М. фон Альбрехт. История римской литературы. Вторая глава: II. поэзия. A. Эпос и драма. ТЕРЕНЦИЙ. Образ мыслей I. Литературные размышления

 

Михаель фон Альбрехт. История римской литературы
От Андроника до Боэция и ее влияния на позднейшие эпохи
Перевод с немецкого А.И. Любжина
ГЛК, 2003. Том I. 

Примечания, библиографию, хронологическую таблицу,
список сокращений смотрите в печатном издании книги

 

 

 

Пролог к комедии, с которого снято бремя сценической экспозиции (Ad. 22-24), Теренций делает носителем литературной мысли. Литературно-критические дискуссии — достояние словесности «сотворенной, не рожденной»; в Риме это видно и на примере Акция. Так прологи Теренция отражают одновременно и недавнее совершеннолетие писательского эстетического понимания, и наличие достаточно искушенной публики. Конечно, не стоит ожидать однородности и постоянства: зритель, которого могут отвлечь канатный плясун или гладиаторские игры, конечно, не тот самый, для кого Теренций обсуждает литературные проблемы.

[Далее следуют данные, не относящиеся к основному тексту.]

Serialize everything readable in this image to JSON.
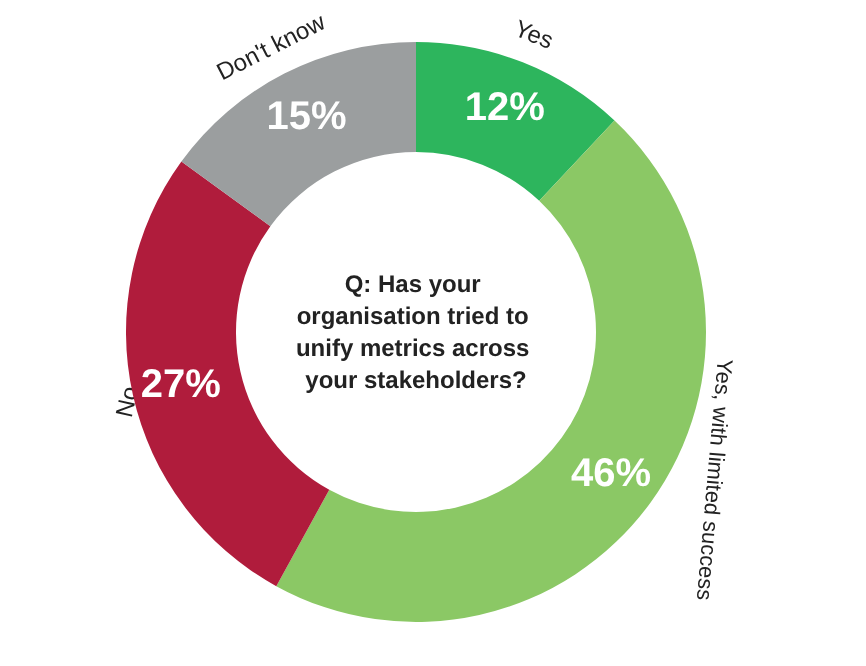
{
  "chart_data": {
    "type": "donut",
    "title": "Q: Has your organisation tried to unify metrics across your stakeholders?",
    "categories": [
      "Yes",
      "Yes, with limited success",
      "No",
      "Don't know"
    ],
    "values": [
      12,
      46,
      27,
      15
    ],
    "colors": [
      "#2db55d",
      "#8bc865",
      "#b01c3c",
      "#9b9e9f"
    ],
    "value_labels": [
      "12%",
      "46%",
      "27%",
      "15%"
    ]
  }
}
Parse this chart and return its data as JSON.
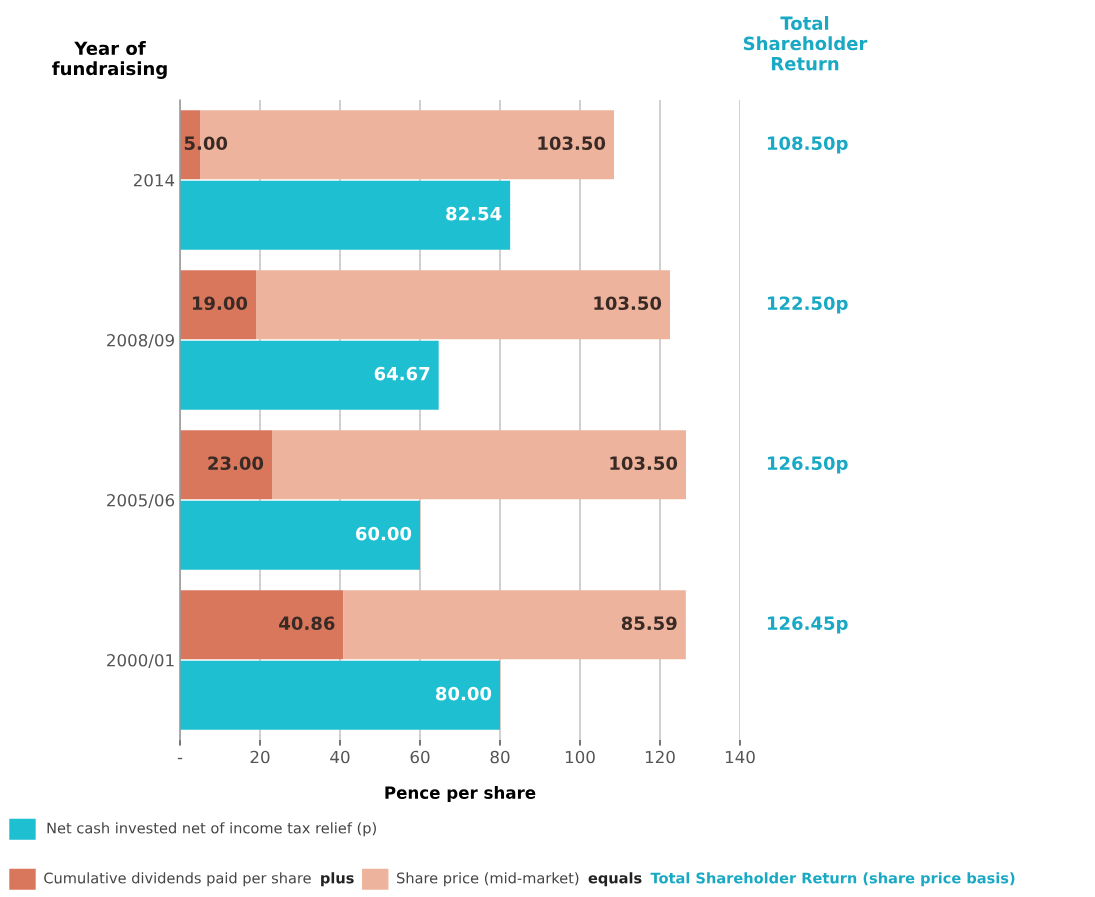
{
  "chart_data": [
    {
      "type": "bar",
      "orientation": "horizontal",
      "stacked": true,
      "categories": [
        "2014",
        "2008/09",
        "2005/06",
        "2000/01"
      ],
      "series": [
        {
          "name": "Cumulative dividends paid per share",
          "color": "#d9775c",
          "values": [
            5.0,
            19.0,
            23.0,
            40.86
          ],
          "value_labels": [
            "5.00",
            "19.00",
            "23.00",
            "40.86"
          ]
        },
        {
          "name": "Share price (mid-market)",
          "color": "#eeb39d",
          "values": [
            103.5,
            103.5,
            103.5,
            85.59
          ],
          "value_labels": [
            "103.50",
            "103.50",
            "103.50",
            "85.59"
          ]
        }
      ],
      "xlabel": "Pence per share",
      "ylabel": "Year of fundraising",
      "xlim": [
        0,
        140
      ],
      "xticks": [
        {
          "value": 0,
          "label": "-"
        },
        20,
        40,
        60,
        80,
        100,
        120,
        140
      ],
      "grid": "x",
      "legend": "bottom",
      "annotations": [
        "Total Shareholder Return",
        "108.50p",
        "122.50p",
        "126.50p",
        "126.45p",
        "plus",
        "equals",
        "Total Shareholder Return (share price basis)"
      ]
    },
    {
      "type": "bar",
      "orientation": "horizontal",
      "categories": [
        "2014",
        "2008/09",
        "2005/06",
        "2000/01"
      ],
      "series": [
        {
          "name": "Net cash invested net of income tax relief (p)",
          "color": "#1fbfd2",
          "values": [
            82.54,
            64.67,
            60.0,
            80.0
          ],
          "value_labels": [
            "82.54",
            "64.67",
            "60.00",
            "80.00"
          ]
        }
      ],
      "xlim": [
        0,
        140
      ],
      "xticks": [
        0,
        20,
        40,
        60,
        80,
        100,
        120,
        140
      ],
      "tick_labels": false,
      "legend": "bottom"
    }
  ]
}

Удельный вес образованной публики становится различим в самой защите Теренция от упреков в недостаточной оригинальности (Haut., Phorm., Нес.). В качестве заслуги выставляется то, что на римскую сцену попали не переведенные до сих пор пьесы или пропущенные предшественниками сцены; непростительным считается использование латинских или — что трудно отличить — уже использованных греческих образцов.

В древности принято скорее скрывать собственные находки: Теренций подчеркивает в прологе к Девушке с Андроса свою зависимость от менандровской Perinthia; он молчит о том, что самостоятельно заменил в первой сцене жену вольноотпущенником. Таким образом внесенные изменения больше, чем он сам признает. Его ложная скромность заходит и еще дальше: абсурдное — но понятное в сословно организованном обществе — обвинение, что его знатные друзья были для его пьес подлинными авторами или по крайней мере соавторами, на гений которых он полагается (Haul. 24), Теренций отводит не без юмора: он усматривает в нем комплимент (Ad. 15-21).

Прежде всего, однако, в прологе говорит зрелое художественное самосознание. Теренций обосновывает здесь свои поэтические взгляды. Как позднее в горациевых Посланиях, «современный» автор вооружается против «старой» школы (Andr. 7). Уже есть римская литературная традиция, перед которой должна предстать на суд современная литература.

Теренцию приходится доказательно защищать свой простой, стройный стиль — новшество в латинской литературе — от обвинений в сухости и бессилии (Phorm. 1-8). И наоборот, он клеймит неуклюжесть, трагическую высокопарность и оторванность от жизни «старого поэта», напавшего на него — Лусция из Ланувия (расцвет ок. 179 г. до Р. X.).

В выборе и восприятии материала Теренций оказывается на высоте эллинистической культуры. Он считает, что может требовать от публики способности оценить по достоинству спокойные и серьезные пьесы, не превращая театр в учреждение по исправлению нравов; он насмехается над прочими комическими поэтами, которые с помощью дешевых эффектов — карикатурных типов и оживленных сцен вроде неизбежного «бегущего раба» — состязаются за благосклонность публики и лишь доводят актеров до изнеможения. Он предлагает разговорный театр (таков смысл его выражения pura oratio, доcл. «чистая речь»: Haut. 46); конечно, достаточно оживленные эпизоды у него не являются такой редкостью, как можно было бы себе представить, исходя из его рассуждений.